夫は、兄弟が3人の末っ子で、姉・兄も亡くなっています。
女のこどもが姉には居て、男のこどもが兄には居ますが、住んでいるのは遠くであり、姉・兄はずいぶん前に亡くなっており、私はほとんど姪や甥に会っていません。
では、このような姪や甥に相続させる必要があるのでしょうか?
相続できるのは、自分だけではないかも
こどもが居ない夫婦の場合は、法定相続人に兄弟姉妹と配偶者がなります。
兄弟姉妹が亡くなっている場合は、亡くなった人の姪や甥が法定相続人になりますが、代襲相続とこのことを言います。
先にご紹介したように夫婦にこどもが居ないような場合は、配偶者だけであるとよく考えるでしょう。
しかし、優先順位が法定相続人には決定されており、相続できる法定相続分が決定されています。
相続人の順位と法定相続分
常に配偶者は法定相続人になります。
しかし、事実婚や内縁関係の場合は法定相続人ではありません。
法定相続人の順位としては、以下にになります。
・第1位はこども
・第2位は父母
・第3位は兄弟姉妹
なお、認知していると、事実婚や内縁関係のの相手のこどもの場合でも法定相続人になります。

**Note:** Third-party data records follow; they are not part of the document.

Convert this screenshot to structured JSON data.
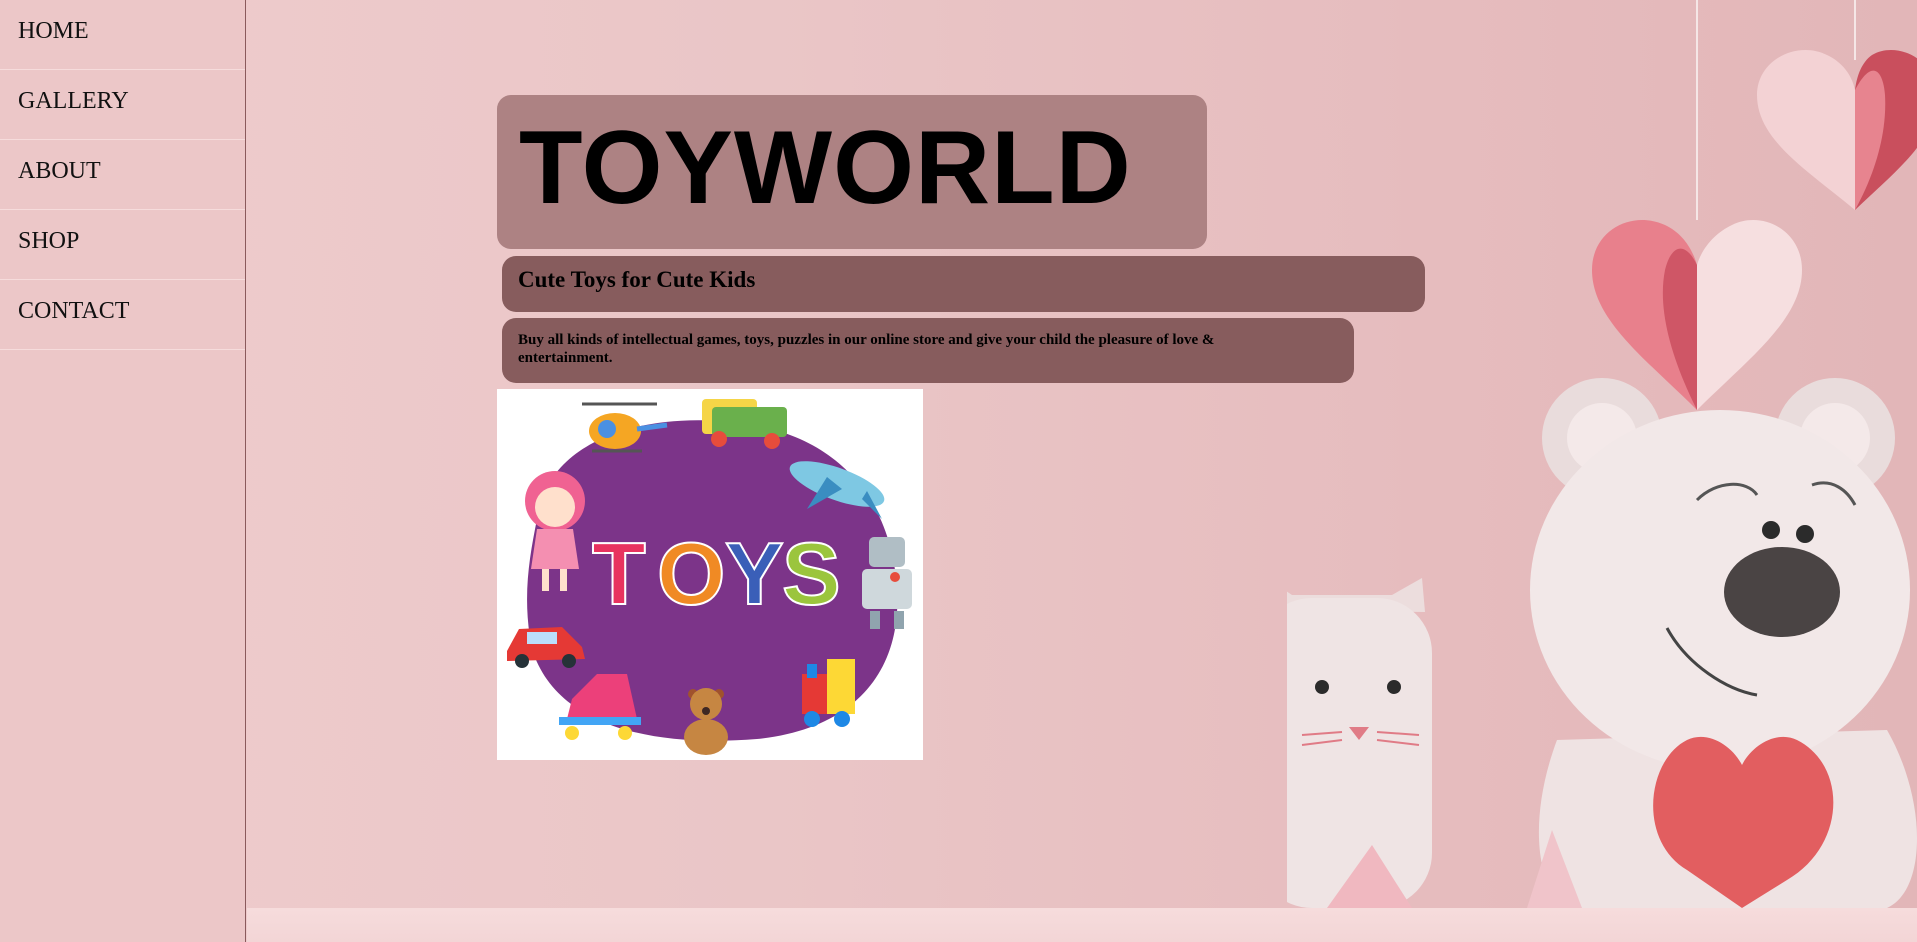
{
  "nav": {
    "items": [
      {
        "label": "HOME"
      },
      {
        "label": "GALLERY"
      },
      {
        "label": "ABOUT"
      },
      {
        "label": "SHOP"
      },
      {
        "label": "CONTACT"
      }
    ]
  },
  "hero": {
    "title": "TOYWORLD",
    "subtitle": "Cute Toys for Cute Kids",
    "description": "Buy all kinds of intellectual games, toys, puzzles in our online store and give your child the pleasure of love & entertainment."
  },
  "toys_logo": {
    "letters": [
      "T",
      "O",
      "Y",
      "S"
    ],
    "letter_colors": [
      "#e8335f",
      "#f08a24",
      "#3a5fb8",
      "#9bc53d"
    ],
    "circle_color": "#7c3489"
  },
  "colors": {
    "title_box": "#ad8283",
    "subtitle_box": "#875c5d",
    "sidebar": "#ecc7c8"
  }
}
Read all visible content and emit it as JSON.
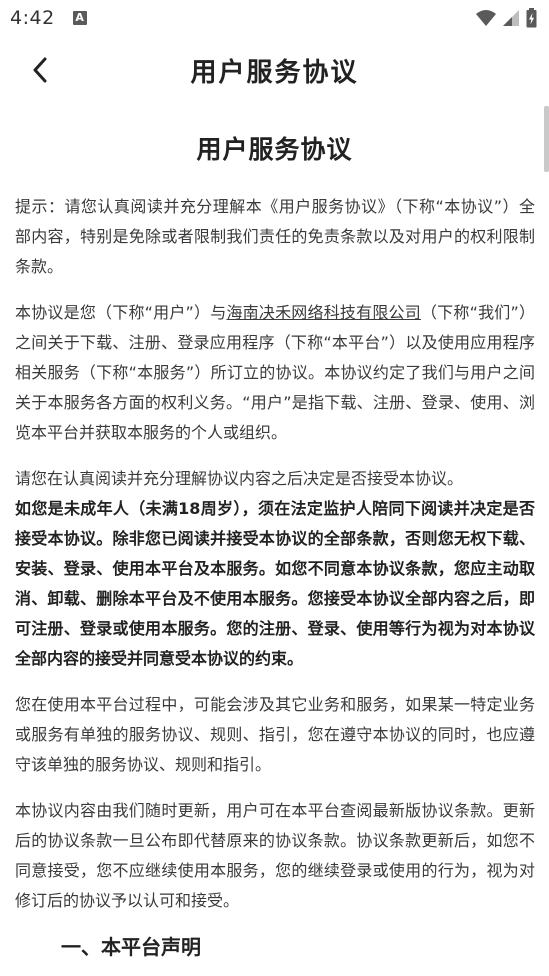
{
  "status_bar": {
    "time": "4:42",
    "notification_icon": "a-letter-icon",
    "notification_letter": "A",
    "icons": [
      "wifi-icon",
      "cellular-signal-icon",
      "battery-charging-icon"
    ]
  },
  "app_bar": {
    "back_icon": "chevron-left-icon",
    "title": "用户服务协议"
  },
  "document": {
    "title": "用户服务协议",
    "para1": "提示：请您认真阅读并充分理解本《用户服务协议》（下称“本协议”）全部内容，特别是免除或者限制我们责任的免责条款以及对用户的权利限制条款。",
    "para2_before": "本协议是您（下称“用户”）与",
    "para2_company": "海南决禾网络科技有限公司",
    "para2_after": "（下称“我们”）之间关于下载、注册、登录应用程序（下称“本平台”）以及使用应用程序相关服务（下称“本服务”）所订立的协议。本协议约定了我们与用户之间关于本服务各方面的权利义务。“用户”是指下载、注册、登录、使用、浏览本平台并获取本服务的个人或组织。",
    "para3_normal": "请您在认真阅读并充分理解协议内容之后决定是否接受本协议。",
    "para3_bold": "如您是未成年人（未满18周岁），须在法定监护人陪同下阅读并决定是否接受本协议。除非您已阅读并接受本协议的全部条款，否则您无权下载、安装、登录、使用本平台及本服务。如您不同意本协议条款，您应主动取消、卸载、删除本平台及不使用本服务。您接受本协议全部内容之后，即可注册、登录或使用本服务。您的注册、登录、使用等行为视为对本协议全部内容的接受并同意受本协议的约束。",
    "para4": "您在使用本平台过程中，可能会涉及其它业务和服务，如果某一特定业务或服务有单独的服务协议、规则、指引，您在遵守本协议的同时，也应遵守该单独的服务协议、规则和指引。",
    "para5": "本协议内容由我们随时更新，用户可在本平台查阅最新版协议条款。更新后的协议条款一旦公布即代替原来的协议条款。协议条款更新后，如您不同意接受，您不应继续使用本服务，您的继续登录或使用的行为，视为对修订后的协议予以认可和接受。",
    "section_title": "一、本平台声明"
  }
}
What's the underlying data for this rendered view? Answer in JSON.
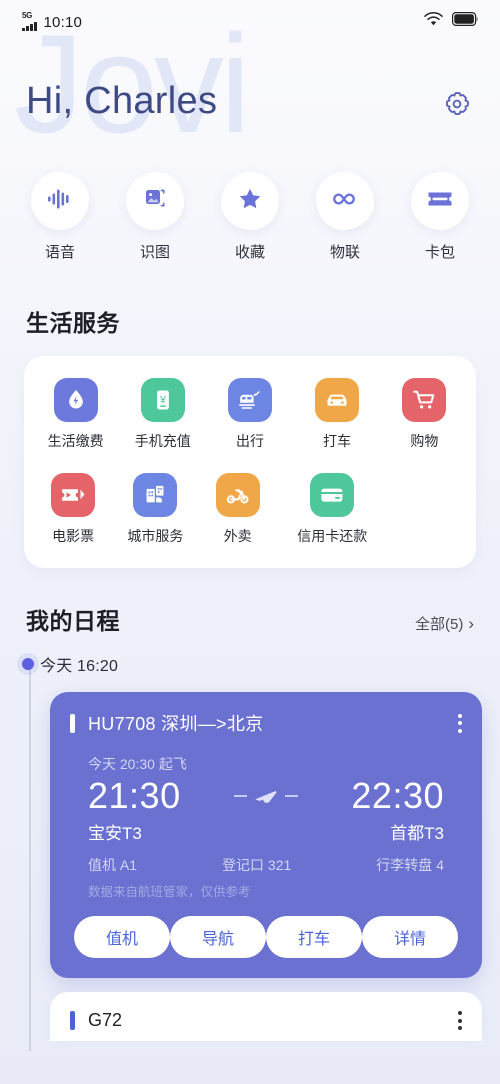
{
  "statusbar": {
    "network": "5G",
    "time": "10:10",
    "wifi_icon": "wifi-icon",
    "battery_icon": "battery-icon"
  },
  "header": {
    "watermark": "Jovi",
    "greeting": "Hi, Charles",
    "settings_icon": "gear-icon"
  },
  "quick_actions": [
    {
      "label": "语音",
      "icon": "voice-waveform-icon"
    },
    {
      "label": "识图",
      "icon": "image-recognition-icon"
    },
    {
      "label": "收藏",
      "icon": "star-icon"
    },
    {
      "label": "物联",
      "icon": "infinity-icon"
    },
    {
      "label": "卡包",
      "icon": "ticket-card-icon"
    }
  ],
  "life_services": {
    "title": "生活服务",
    "row1": [
      {
        "label": "生活缴费",
        "icon": "water-drop-bolt-icon",
        "color": "#6e79dd"
      },
      {
        "label": "手机充值",
        "icon": "phone-yuan-icon",
        "color": "#4ec79a"
      },
      {
        "label": "出行",
        "icon": "train-plane-icon",
        "color": "#6e86e3"
      },
      {
        "label": "打车",
        "icon": "car-icon",
        "color": "#f0a747"
      },
      {
        "label": "购物",
        "icon": "shopping-cart-icon",
        "color": "#e4646a"
      }
    ],
    "row2": [
      {
        "label": "电影票",
        "icon": "movie-ticket-icon",
        "color": "#e4646a"
      },
      {
        "label": "城市服务",
        "icon": "city-buildings-icon",
        "color": "#6e86e3"
      },
      {
        "label": "外卖",
        "icon": "scooter-icon",
        "color": "#f0a747"
      },
      {
        "label": "信用卡还款",
        "icon": "credit-card-icon",
        "color": "#4ec79a"
      }
    ]
  },
  "schedule": {
    "title": "我的日程",
    "all_label": "全部(5)",
    "chevron_icon": "chevron-right-icon",
    "timeline_time": "今天 16:20",
    "flight": {
      "title": "HU7708 深圳—>北京",
      "menu_icon": "more-vertical-icon",
      "depart_note": "今天 20:30 起飞",
      "time_from": "21:30",
      "time_to": "22:30",
      "plane_icon": "airplane-icon",
      "port_from": "宝安T3",
      "port_to": "首都T3",
      "checkin": "值机 A1",
      "gate": "登记口 321",
      "baggage": "行李转盘 4",
      "disclaimer": "数据来自航班管家，仅供参考",
      "buttons": [
        "值机",
        "导航",
        "打车",
        "详情"
      ]
    },
    "train": {
      "title": "G72",
      "menu_icon": "more-vertical-icon"
    }
  }
}
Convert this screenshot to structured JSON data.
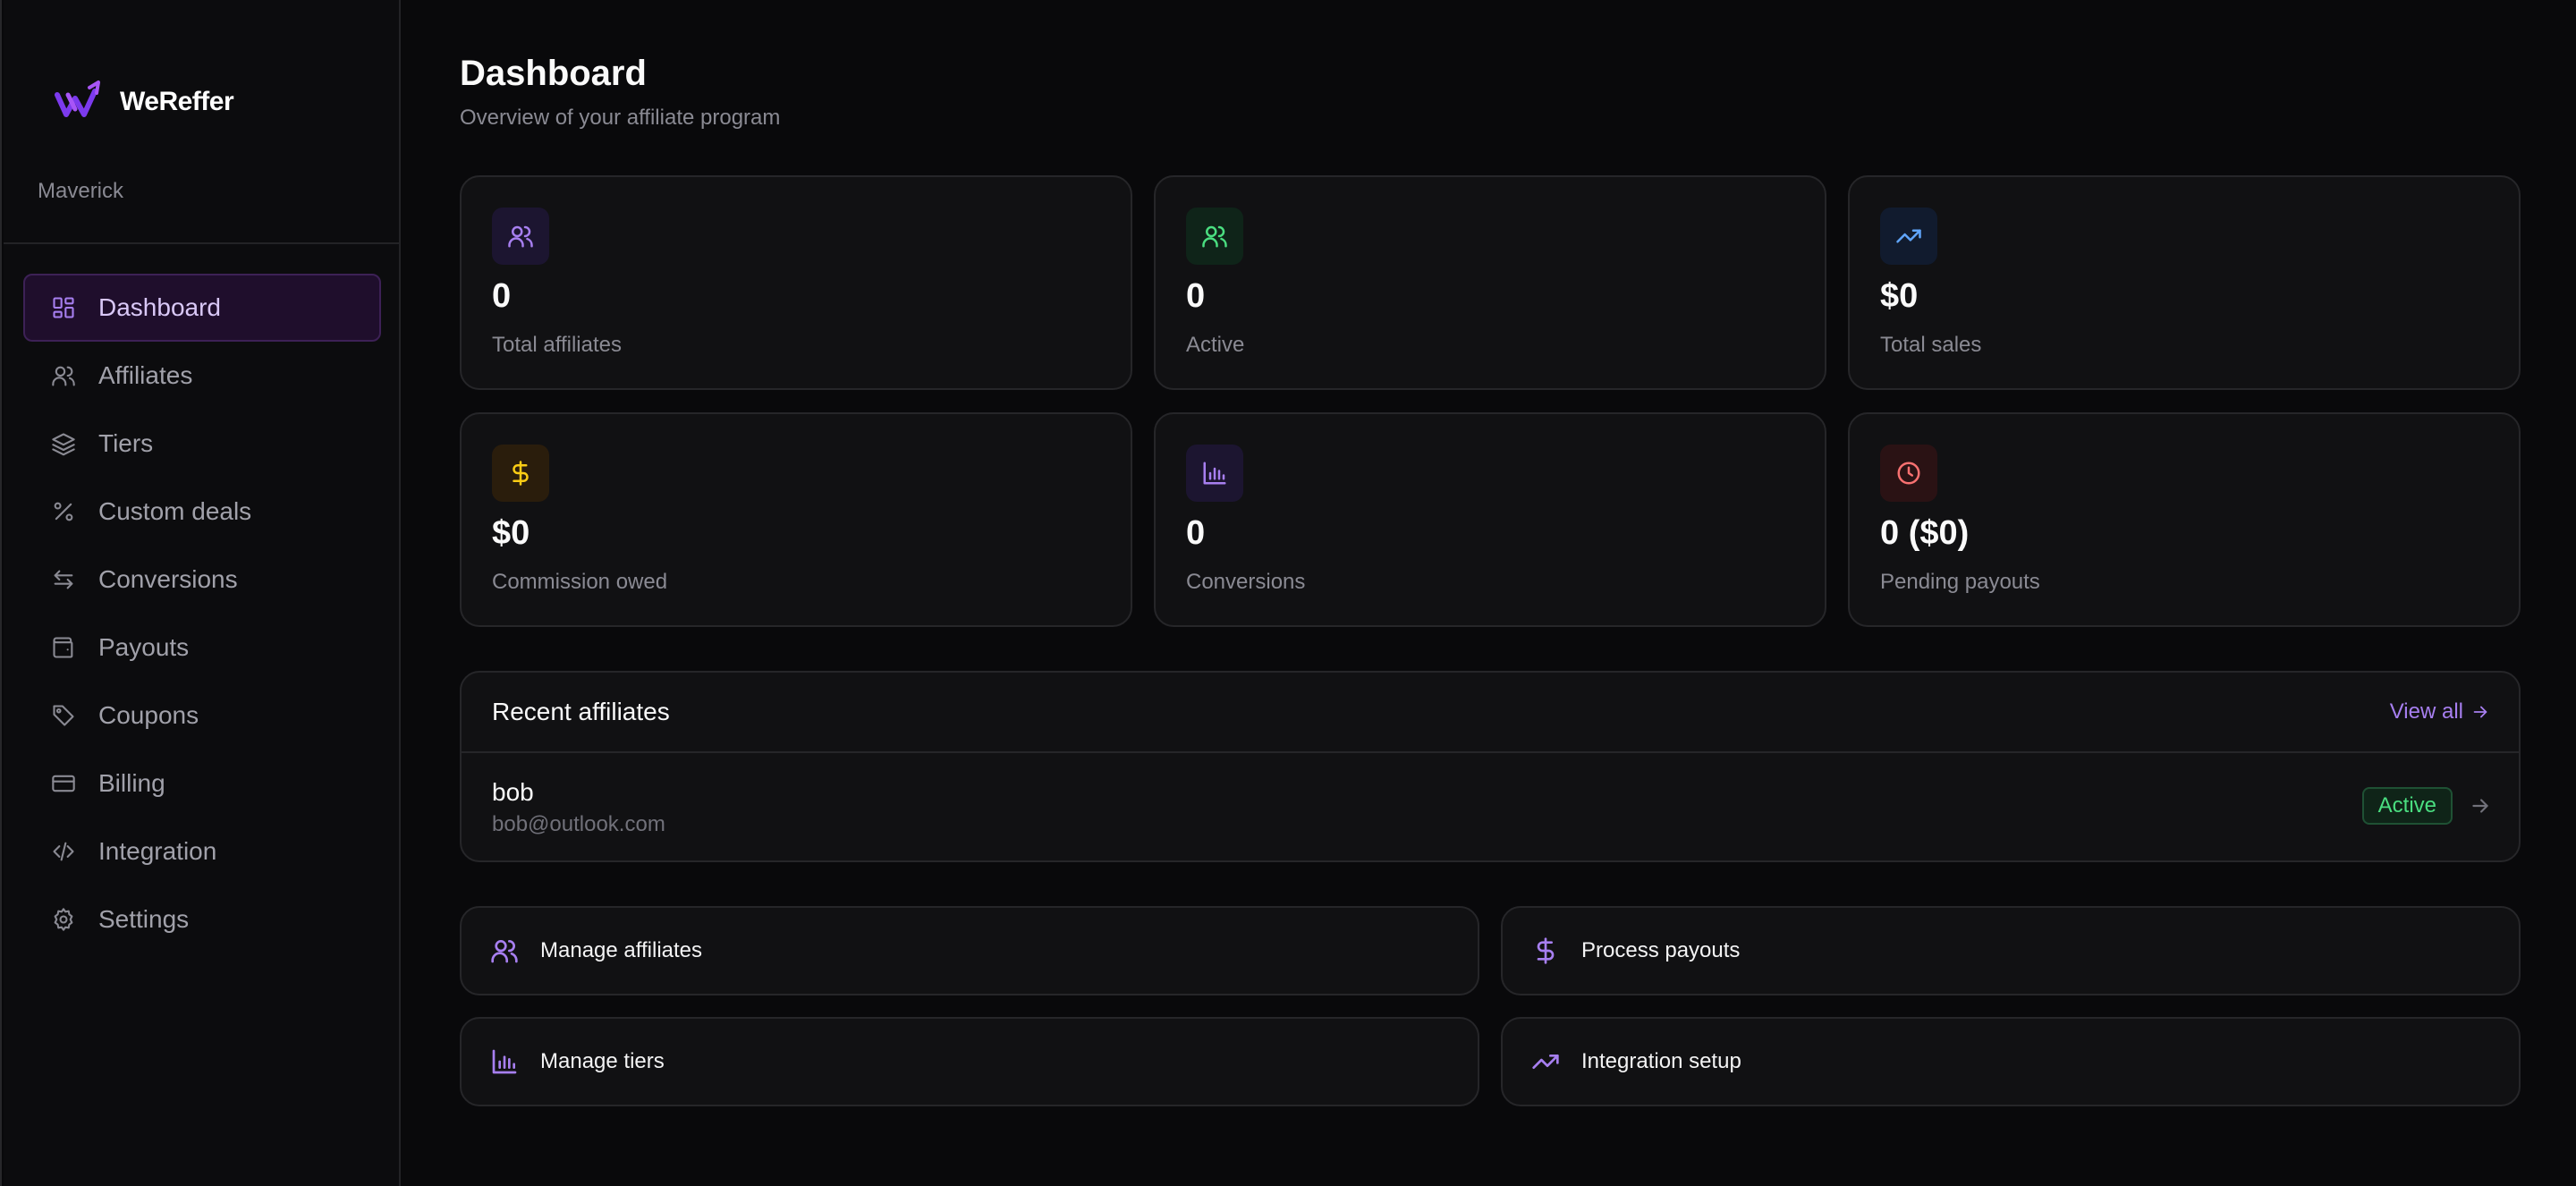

こどもが亡くなっていれば孫が、父母が亡くなっていれば祖父母が、兄弟姉妹が亡くなっていれば代襲相続という姪や甥がそれぞれ法定相続人になります。
法定相続分は?
・配偶者だけの場合は全部
・こどもと配偶者の場合は子どもが2分の1、配偶者が2分の1
・親と配偶者の場合は親が3分の1、配偶者が3分の2
・兄弟姉妹と配偶者の場合は兄弟姉妹が4分の1、配偶者が4分の3
・こどもだけの場合は全部
・親だけの場合は全部
・兄弟姉妹だけの場合は全部
先にご紹介したようなケースの場合は、配偶者と姪と甥が法定相続人になり、法定相続分は4分の3が配偶者、4分の1の残りを姪と甥で2分の1ずつ受け取ります。
このように法律上では決定されていますが、被相続人として財産を指定したり、財産を譲りたい人を指定したりする場合は遺言書を書いておくのがおすすめです。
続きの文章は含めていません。